What I Actually Learned

I went into JWT validation thinking about it as one problem with one answer - decode the token, trust the claims, move fast. The deactivated-admin scenario is what split that into two different problems wearing the same costume.

Fast and slow validation aren't a spectrum from "less thorough" to "more thorough." They're answers to a more specific question: does this operation need to know about changes that happened after the token was issued? If no, local validation is not a compromise - it's the correct amount of checking. If yes, nothing short of asking the source of truth directly will actually be correct, and the latency cost is the price of that correctness, not a tax you're paying out of caution.

The 4-tier role hierarchy and the no-shared-database boundary both depend on getting this distinction right. A role system is only as trustworthy as the freshness of the check behind it. Building VaultPay's auth layer made it clear that "how fast should this check be" and "how correct does this check need to be" are two separate questions - and conflating them is how you end up with a deactivated admin who can still act like one.

This is the last post in the technical series for now. Auth secures identity. Consistency protects money in motion. Trust systems protect against unknown access. Idempotency protects against duplicate intent. Encryption and audit logs protect data people are trusting you with. And RBAC across two services protects the boundary between who someone was when they logged in and who they're allowed to be right now.

Every one of those is a different shape of the same underlying question: what does it actually mean for a system to be correct, not just functional.

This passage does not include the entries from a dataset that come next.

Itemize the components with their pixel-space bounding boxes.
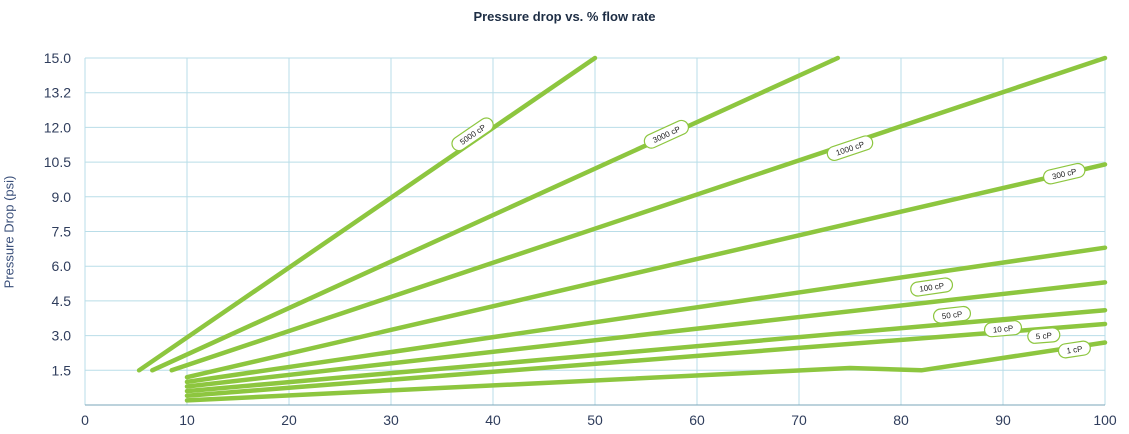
series-lines [136,55,1108,403]
series-line [184,162,1108,380]
x-tick-label: 20 [281,412,297,428]
y-tick-label: 4.5 [52,293,72,309]
series-label-pill [826,135,874,162]
y-tick-label: 1.5 [52,362,72,378]
x-tick-label: 100 [1093,412,1117,428]
x-tick-label: 30 [383,412,399,428]
y-tick-label: 13.2 [44,85,71,101]
y-tick-label: 7.5 [52,224,72,240]
series-line [150,55,841,373]
series-label-pill [932,305,972,324]
series-line [184,307,1108,394]
series-label: 10 cP [983,320,1023,338]
y-tick-labels: 1.5 3.0 4.5 6.0 7.5 9.0 10.5 12.0 13.2 15.0 [44,50,71,378]
y-tick-label: 9.0 [52,189,72,205]
series-line [184,321,1108,398]
series-line [184,245,1108,385]
series-label-pill [1057,340,1091,359]
series-label: 1 cP [1057,340,1091,359]
series-line [184,280,1108,389]
series-label-text: 100 cP [919,281,945,294]
y-tick-label: 6.0 [52,258,72,274]
axes [84,58,1105,406]
x-tick-label: 0 [81,412,89,428]
x-tick-label: 90 [995,412,1011,428]
series-label: 1000 cP [826,135,874,162]
series-line [136,55,598,373]
series-label: 5 cP [1027,327,1061,344]
x-tick-labels: 0 10 20 30 40 50 60 70 80 90 100 [81,412,1117,428]
x-tick-label: 60 [689,412,705,428]
y-tick-label: 12.0 [44,119,71,135]
x-tick-label: 40 [485,412,501,428]
x-tick-label: 50 [587,412,603,428]
series-label: 50 cP [932,305,972,324]
series-line [184,340,1108,403]
series-label-pill [910,277,954,297]
x-tick-label: 80 [893,412,909,428]
y-tick-label: 3.0 [52,328,72,344]
x-tick-label: 70 [791,412,807,428]
series-label-pill [1027,327,1061,344]
series-label: 100 cP [910,277,954,297]
series-label-text: 1 cP [1066,344,1083,355]
y-tick-label: 15.0 [44,50,71,66]
y-tick-label: 10.5 [44,154,71,170]
series-label-text: 5 cP [1036,331,1053,341]
series-label-text: 10 cP [992,324,1013,335]
series-label-pill [451,117,494,152]
series-label-pill [983,320,1023,338]
x-tick-label: 10 [179,412,195,428]
series-label: 300 cP [1042,162,1086,185]
series-line [169,55,1108,373]
series-label-text: 50 cP [941,310,962,321]
chart-title: Pressure drop vs. % flow rate [473,9,656,24]
series-label-pill [1042,162,1086,185]
series-label-pill [643,119,690,149]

Engineering docs + code samples: Vaultpay-Engineering

Top comments (1)

Pon • Jun 29

I'm taking the eventual-vs-strong framing with me -- that's the right axis, not sensitive-vs-not. One thing I'd poke at on the fast path: is_active in the JWT is frozen at issuance, so a deactivated admin still reads is_active=True there until the token expires. The Redis revocation check is what closes that window, which means the real load-bearing step is that deactivating a user in AuthShield writes the revocation entry synchronously, not just flips the DB column. If the table update lands but the revoke push lags or fails, your acceptable window stretches from seconds to whole-token-lifetime, and nothing in VaultPay can tell the difference. The strict path is immune because it asks the source; the fast path is only ever as fresh as that one write.